David Zwirner is pleased to present an exhibition of new works by Tomma Abts, the gallery's first show with the artist since 2008. On view at 519 West 19th Street in New York, it will coincide with Tomma Abts: Mainly Drawings, the inaugural exhibition at the new Aspen Art Museum in Colorado, designed by architect Shigeru Ban (through October 26).

One of today's most significant abstract painters, Abts has continuously explored the activity of painting. Starting each of her works without a preconceived idea, knowing only the size of the canvas and her materials, she gradually arrives at the composition over varying periods of time. Guided by intuition, the paintings' evolution is evidenced by ridges and uneven texture, with earlier layers subtly visible beneath the final coating.
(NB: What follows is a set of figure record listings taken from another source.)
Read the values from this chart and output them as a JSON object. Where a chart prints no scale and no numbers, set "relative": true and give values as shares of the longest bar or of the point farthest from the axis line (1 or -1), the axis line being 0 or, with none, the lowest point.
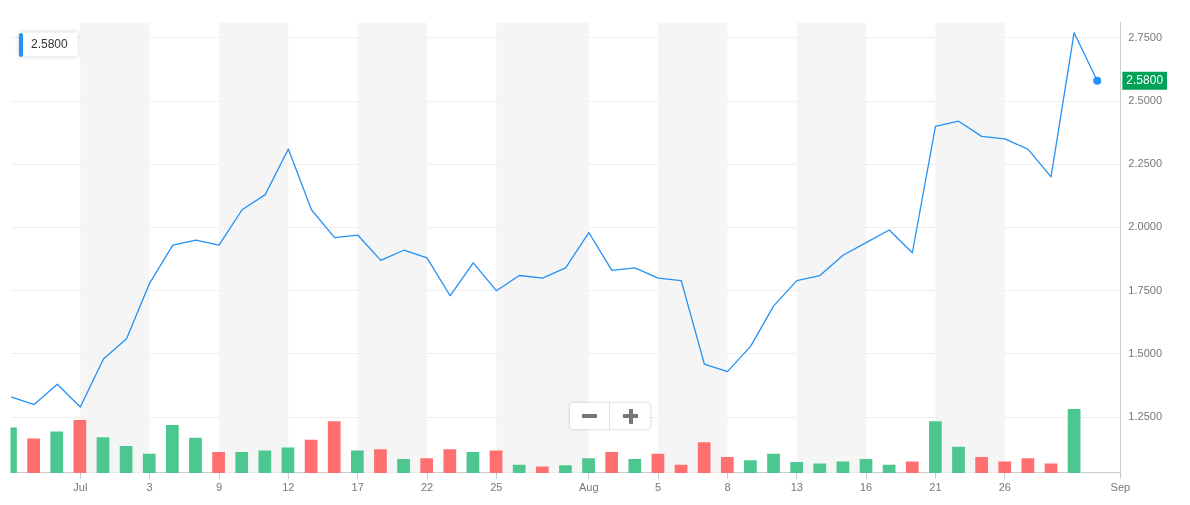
{
  "chart_data": [
    {
      "type": "line",
      "categories": [
        null,
        null,
        null,
        "Jul",
        null,
        null,
        "3",
        null,
        null,
        "9",
        null,
        null,
        "12",
        null,
        null,
        "17",
        null,
        null,
        "22",
        null,
        null,
        "25",
        null,
        null,
        null,
        "Aug",
        null,
        null,
        "5",
        null,
        null,
        "8",
        null,
        null,
        "13",
        null,
        null,
        "16",
        null,
        null,
        "21",
        null,
        null,
        "26",
        null,
        null,
        null,
        null,
        "Sep"
      ],
      "series": [
        {
          "color": "#2391f5",
          "values": [
            1.33,
            1.3,
            1.38,
            1.29,
            1.48,
            1.56,
            1.78,
            1.93,
            1.95,
            1.93,
            2.07,
            2.13,
            2.31,
            2.07,
            1.96,
            1.97,
            1.87,
            1.91,
            1.88,
            1.73,
            1.86,
            1.75,
            1.81,
            1.8,
            1.84,
            1.98,
            1.83,
            1.84,
            1.8,
            1.79,
            1.46,
            1.43,
            1.53,
            1.69,
            1.79,
            1.81,
            1.89,
            1.94,
            1.99,
            1.9,
            2.4,
            2.42,
            2.36,
            2.35,
            2.31,
            2.2,
            2.77,
            2.58,
            null
          ]
        }
      ],
      "ylim": [
        1.03,
        2.81
      ],
      "yticks": [
        {
          "value": 1.25,
          "label": "1.2500"
        },
        {
          "value": 1.5,
          "label": "1.5000"
        },
        {
          "value": 1.75,
          "label": "1.7500"
        },
        {
          "value": 2.0,
          "label": "2.0000"
        },
        {
          "value": 2.25,
          "label": "2.2500"
        },
        {
          "value": 2.5,
          "label": "2.5000"
        },
        {
          "value": 2.75,
          "label": "2.7500"
        }
      ],
      "bands": [
        {
          "axis": "x",
          "from": "Jul",
          "to": "3",
          "color": "#f5f5f5"
        },
        {
          "axis": "x",
          "from": "9",
          "to": "12",
          "color": "#f5f5f5"
        },
        {
          "axis": "x",
          "from": "17",
          "to": "22",
          "color": "#f5f5f5"
        },
        {
          "axis": "x",
          "from": "25",
          "to": "Aug",
          "color": "#f5f5f5"
        },
        {
          "axis": "x",
          "from": "5",
          "to": "8",
          "color": "#f5f5f5"
        },
        {
          "axis": "x",
          "from": "13",
          "to": "16",
          "color": "#f5f5f5"
        },
        {
          "axis": "x",
          "from": "21",
          "to": "26",
          "color": "#f5f5f5"
        }
      ],
      "annotations": [
        "2.5800",
        "2.5800"
      ],
      "grid": "y",
      "legend": false,
      "marker": "none",
      "line_style": "solid"
    },
    {
      "type": "bar",
      "relative": true,
      "categories": [
        null,
        null,
        null,
        null,
        null,
        null,
        null,
        null,
        null,
        null,
        null,
        null,
        null,
        null,
        null,
        null,
        null,
        null,
        null,
        null,
        null,
        null,
        null,
        null,
        null,
        null,
        null,
        null,
        null,
        null,
        null,
        null,
        null,
        null,
        null,
        null,
        null,
        null,
        null,
        null,
        null,
        null,
        null,
        null,
        null,
        null,
        null,
        null,
        null
      ],
      "values": [
        0.71,
        0.54,
        0.65,
        0.83,
        0.56,
        0.42,
        0.3,
        0.75,
        0.55,
        0.33,
        0.33,
        0.35,
        0.4,
        0.52,
        0.81,
        0.35,
        0.37,
        0.22,
        0.23,
        0.37,
        0.33,
        0.35,
        0.13,
        0.1,
        0.12,
        0.23,
        0.33,
        0.22,
        0.3,
        0.13,
        0.48,
        0.25,
        0.2,
        0.3,
        0.17,
        0.15,
        0.18,
        0.22,
        0.13,
        0.18,
        0.81,
        0.41,
        0.25,
        0.18,
        0.23,
        0.15,
        1,
        null,
        null
      ],
      "colors": [
        "#4cc790",
        "#ff6f6f",
        "#4cc790",
        "#ff6f6f",
        "#4cc790",
        "#4cc790",
        "#4cc790",
        "#4cc790",
        "#4cc790",
        "#ff6f6f",
        "#4cc790",
        "#4cc790",
        "#4cc790",
        "#ff6f6f",
        "#ff6f6f",
        "#4cc790",
        "#ff6f6f",
        "#4cc790",
        "#ff6f6f",
        "#ff6f6f",
        "#4cc790",
        "#ff6f6f",
        "#4cc790",
        "#ff6f6f",
        "#4cc790",
        "#4cc790",
        "#ff6f6f",
        "#4cc790",
        "#ff6f6f",
        "#ff6f6f",
        "#ff6f6f",
        "#ff6f6f",
        "#4cc790",
        "#4cc790",
        "#4cc790",
        "#4cc790",
        "#4cc790",
        "#4cc790",
        "#4cc790",
        "#ff6f6f",
        "#4cc790",
        "#4cc790",
        "#ff6f6f",
        "#ff6f6f",
        "#ff6f6f",
        "#ff6f6f",
        "#4cc790",
        "#4cc790",
        "#4cc790"
      ],
      "legend": false,
      "grid": false,
      "tick_labels": false
    }
  ]
}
While abstract, the works are still illusionistic, and shadows, gradations of color, a sense of movement, variations between light- and darkness, and three-dimensional, trompe l'oeil-like effects seem to evoke objects and landscapes. The portrait format of the compositions and their intimate scale enhance the sense of individuality and invite "face-to-face" encounters with the viewer, thus underscoring the mental process involved in their execution. Like remnants of thoughts, the physical objects take time to fully observe and always retain open-ended meanings.

Abts's layered process is echoed visually in the eight paintings included in this exhibition, which each involves shapes that overlap each other and blur any differentiation between foreground and background as well as positive and negative space. Their precise execution belies their original unknown state and further testifies to the "emotional rationality" with which writer Jan Verwoert has characterized their materialization. As he elaborates, "[Abts's] work is anything but expressionist. It is only at a second viewing of her pictures that one sees that the form she in the end finds, was preceded by a long and crisis-ridden process of finding decisions. At first sight they communicate an objective impression. But what gives these pictures their special character is precisely the fact that they do not openly demonstrate their emergent qualities, but slow down the process of revealing them."¹

The exhibition also includes drawings by the artist made with colored pencils. While these can be seen to extend the use of lines in her paintings, and also begin with no prior plan, they involve a different process. Each series is based on a defined set of elements, and each drawing is completed in one session. They all follow the same format and are always untitled, in contrast to the paintings, whose titles are chosen from a dictionary of first names.

¹Jan Verwoert, "Emergence: On the painting of Tomma Abts," in Tomma Abts. Exh. cat. (Cologne and London: Galerie Daniel Buchholz and greengrassi, 2005), p. 46.